All this could mean an All-America-type season is on the horizon for Russell, who started all 26 games his first two years with the Irish. This could mean hearing his name in the early rounds of next spring's draft, should Russell declare. But Russell is taking nothing for granted after nearly having everything taken away a year ago.



"The potential word, the 'P'-word, that doesn't get you anywhere unless you work," he said. "I want to be a great corner. I want to be a great individual. I want to be great in whatever I do, so I've constantly got to be driving. I've constantly got to drive and drive and drive."



Russell is asked what exactly drives him, and he gives a nearly four-minute seminar that essentially boils down to the art of being great, a lesson that ends only because he admits he could talk all day on the subject if he does not stop himself.

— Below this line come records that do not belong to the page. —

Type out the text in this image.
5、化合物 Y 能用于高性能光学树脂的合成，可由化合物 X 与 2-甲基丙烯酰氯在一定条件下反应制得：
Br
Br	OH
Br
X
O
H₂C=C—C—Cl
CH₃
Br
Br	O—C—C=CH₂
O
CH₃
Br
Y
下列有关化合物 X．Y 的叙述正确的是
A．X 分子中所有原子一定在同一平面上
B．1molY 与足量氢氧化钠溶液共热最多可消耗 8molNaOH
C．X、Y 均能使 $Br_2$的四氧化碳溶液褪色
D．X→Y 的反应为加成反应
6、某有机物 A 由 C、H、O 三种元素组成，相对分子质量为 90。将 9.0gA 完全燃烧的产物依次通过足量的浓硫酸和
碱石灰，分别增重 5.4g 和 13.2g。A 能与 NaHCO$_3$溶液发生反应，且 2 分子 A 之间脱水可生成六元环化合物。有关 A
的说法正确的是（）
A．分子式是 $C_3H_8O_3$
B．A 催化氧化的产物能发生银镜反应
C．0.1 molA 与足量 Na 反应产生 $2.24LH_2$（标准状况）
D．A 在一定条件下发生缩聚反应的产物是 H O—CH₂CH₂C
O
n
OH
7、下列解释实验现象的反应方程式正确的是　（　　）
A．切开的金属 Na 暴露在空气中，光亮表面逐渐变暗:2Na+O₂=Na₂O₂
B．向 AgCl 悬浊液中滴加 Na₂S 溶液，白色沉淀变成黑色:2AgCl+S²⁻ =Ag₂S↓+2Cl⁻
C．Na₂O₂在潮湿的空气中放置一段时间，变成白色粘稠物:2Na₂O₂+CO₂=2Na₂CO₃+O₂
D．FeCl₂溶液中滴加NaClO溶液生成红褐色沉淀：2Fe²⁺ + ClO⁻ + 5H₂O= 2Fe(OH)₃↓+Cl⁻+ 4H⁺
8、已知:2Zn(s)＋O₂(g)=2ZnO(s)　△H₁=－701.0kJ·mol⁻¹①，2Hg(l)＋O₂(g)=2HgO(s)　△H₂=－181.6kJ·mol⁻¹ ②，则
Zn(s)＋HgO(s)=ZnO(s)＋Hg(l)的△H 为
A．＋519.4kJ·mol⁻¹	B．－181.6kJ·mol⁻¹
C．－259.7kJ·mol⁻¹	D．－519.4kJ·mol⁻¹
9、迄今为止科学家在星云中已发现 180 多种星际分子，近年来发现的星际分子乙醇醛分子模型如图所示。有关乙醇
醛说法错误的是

"I feel like if you have talents and you don't use it, you have a pointless life," Russell said. "God's given you so much talent, and you're not using it?"



On an anniversary most would like to forget, the eternal optimist can see all the good this past year did him.



"I feel so much stronger, and I don't like to say I'm glad I went through it, because it's a little weird saying that, but I'm so much stronger going through that as a player, as a person, as a teammate," Russell said. "But as an individual? I'd say yeah, it really helped me."